L’argument : Paris, 13 avril 1970. Deux troupes de théâtre d’avant-garde répètent chacune une pièce d’Eschyle. Un jeune sourd-muet fait la manche dans les cafés en jouant de l’harmonica. Une jeune femme séduit des hommes pour leur soutirer de l’argent. Alors qu’une conspiration se dessine, des liens se tissent entre les différents protagonistes…
Le film :
Un demi-siècle ou presque d’attente fébrile aura été nécessaire. Considéré comme un Graal par le tout venant des cinéphiles, Out1 (prononcer "Out Un" et non pas "Out One") sort pour la première fois dans sa version intégrale, restaurée par Technicolor avec le soutien du CNC. Carlotta Films, la société de distribution et d’édition spécialisée dans la conservation du patrimoine, propose à cette occasion un coffret intégrant 6 Blu-Ray et 7 DVD d’Out1. À noter que cette restauration 2K a été supervisée par Pierre-William Glenn, le chef-opérateur du film.

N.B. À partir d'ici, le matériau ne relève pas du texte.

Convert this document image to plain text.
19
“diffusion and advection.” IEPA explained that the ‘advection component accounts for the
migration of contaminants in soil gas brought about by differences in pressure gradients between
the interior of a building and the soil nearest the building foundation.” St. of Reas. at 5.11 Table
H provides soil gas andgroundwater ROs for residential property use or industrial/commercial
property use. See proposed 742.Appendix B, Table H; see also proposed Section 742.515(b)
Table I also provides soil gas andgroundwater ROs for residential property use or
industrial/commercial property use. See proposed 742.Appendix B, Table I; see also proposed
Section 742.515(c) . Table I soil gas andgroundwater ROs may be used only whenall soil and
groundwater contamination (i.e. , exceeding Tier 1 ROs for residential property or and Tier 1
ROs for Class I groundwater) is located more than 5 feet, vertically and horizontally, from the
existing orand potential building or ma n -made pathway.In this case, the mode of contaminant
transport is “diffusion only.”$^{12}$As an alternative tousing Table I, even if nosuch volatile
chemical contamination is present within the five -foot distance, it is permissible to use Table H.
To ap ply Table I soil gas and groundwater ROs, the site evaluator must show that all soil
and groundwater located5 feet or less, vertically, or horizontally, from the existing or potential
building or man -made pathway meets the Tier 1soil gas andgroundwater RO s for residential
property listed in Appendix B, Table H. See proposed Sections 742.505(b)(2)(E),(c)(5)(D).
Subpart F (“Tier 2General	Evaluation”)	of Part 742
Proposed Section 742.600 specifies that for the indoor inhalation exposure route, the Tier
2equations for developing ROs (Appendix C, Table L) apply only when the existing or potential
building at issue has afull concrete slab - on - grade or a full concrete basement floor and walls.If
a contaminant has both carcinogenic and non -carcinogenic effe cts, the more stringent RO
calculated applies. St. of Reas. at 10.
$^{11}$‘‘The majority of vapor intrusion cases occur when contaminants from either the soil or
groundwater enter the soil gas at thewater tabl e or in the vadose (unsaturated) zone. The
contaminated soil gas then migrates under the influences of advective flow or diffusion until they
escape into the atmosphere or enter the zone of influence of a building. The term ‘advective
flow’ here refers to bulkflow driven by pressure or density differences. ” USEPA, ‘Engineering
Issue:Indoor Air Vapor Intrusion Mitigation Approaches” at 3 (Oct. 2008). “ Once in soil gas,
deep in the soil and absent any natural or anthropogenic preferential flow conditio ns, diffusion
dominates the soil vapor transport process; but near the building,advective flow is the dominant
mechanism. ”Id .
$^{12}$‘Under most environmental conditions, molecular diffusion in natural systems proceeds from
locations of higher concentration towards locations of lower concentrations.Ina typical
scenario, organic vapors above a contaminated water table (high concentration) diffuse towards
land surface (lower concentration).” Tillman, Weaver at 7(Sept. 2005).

L’ensemble est accompagné d’un livre de 120 pages de Robert Fischer, réalisateur et historien du cinéma, retraçant l’origine de cette œuvre colossale et incontournable.
Critique ICI
Aussi rare et démesuré que vénéré, Out1 est initialement sorti au Havre en 1971 dans sa version de 775 minutes. Puis alors que personne ne souhaite diffuser le film, celui-ci ressort dans une version tronquée l’année suivante de 4h24 rebaptisée Out1 : Spectre (cette dernière figure également dans le coffret Out1). Par la suite, ce monument indéboulonnable et essentiel de l’histoire du cinéma moderne – selon les mots d’Éric Rohmer - sera exploité au cours de la décennie 1990 pour la télévision. Scindé en huit épisodes, son nom devient dès lors Out1 : Noli me tangere ("Ne me touche pas") – qui renvoie à la locution latine murmurée par le Christ en marge de la Résurrection. Reste qu’en dépit de sa rareté, cette œuvre n’aura cessé de circuler dans l’anonymat et en version pirate, créant petit à petit une véritable mythologie. Parmi les acteurs, penseurs, producteurs et autres cinéastes de la Nouvelle Vague présents ici ou là dans cet hymne à la liberté, irréductible : Jean-Pierre Léaud et son empressement emphatique, Michael Lonsdale, Bernadette Lafont, Bulle Ogier, Barbet Schroeder, Juliette Berto, Françoise Fabian, Jean-François Stévenin, Michèle Moretti, Bernard Eisenschitz, Pierre Cottrell ou encore Eric Rohmer. Une liste non exhaustive qui en dit long sur la charge théorique à l’œuvre.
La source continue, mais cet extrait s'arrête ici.